Maputo, 27 Jan (AIM) – A cidade de Maputo registou um aumento de 40 por cento dos casos de diarreia e de 54 por cento dos casos de malária na última semana epidemiológica, comparativamente ao mesmo período de 2025, tendo sido notificados 703 casos de diarreia em 2026 contra 501 em 2025 e 718 casos de malária face a 466 no ano passado.
O anúncio foi feito esta terça-feira (27), em Maputo, pela vereadora do Pelouro de Saúde e Qualidade de Vida no Conselho Municipal da Cidade de Maputo, Alice de Abreu, durante uma entrevista à AIM.
Abreu fez o ponto de situação da evolução epidemiológica na cidade, no contexto da época chuvosa, marcada pelo aumento de doenças de origem hídrica e transmitidas por vectores, tendo igualmente destacado as acções em curso para o reforço da vigilância epidemiológica, da prevenção e da resposta do sector da saúde a nível das comunidades e das unidades sanitárias.
A vereadora esclareceu que os dados resultam do sistema de vigilância epidemiológica em funcionamento nas unidades sanitárias e nas comunidades, através da notificação regular dos casos e da análise comparativa com períodos homólogos.

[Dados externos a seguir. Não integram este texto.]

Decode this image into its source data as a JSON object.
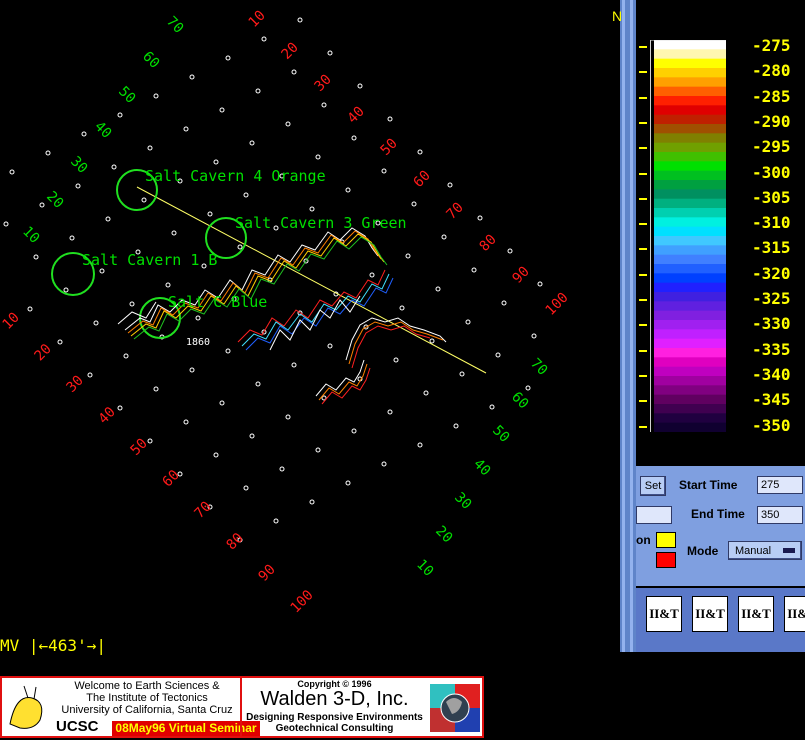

Segundo a responsável, os distritos municipais de Ka Mubukwana, Ka Nlhamankulu e Ka Mavota concentram o maior número de casos registados, situação associada à elevada densidade populacional, às condições ambientais e à maior exposição a factores de risco durante a época chuvosa.
“Registámos um aumento de casos de diarreia em 40%, com 703 casos em 2026 contra 501 em 2025, e um aumento de 54% dos casos de malária, com 718 casos este ano contra 466 no ano passado”, disse.
Apesar do crescimento dos números, a vereadora sublinhou que o comportamento das doenças é considerado expectável nesta fase do ano, caracterizada pela acumulação de águas estagnadas, proliferação de mosquitos e maior risco de contaminação da água de consumo.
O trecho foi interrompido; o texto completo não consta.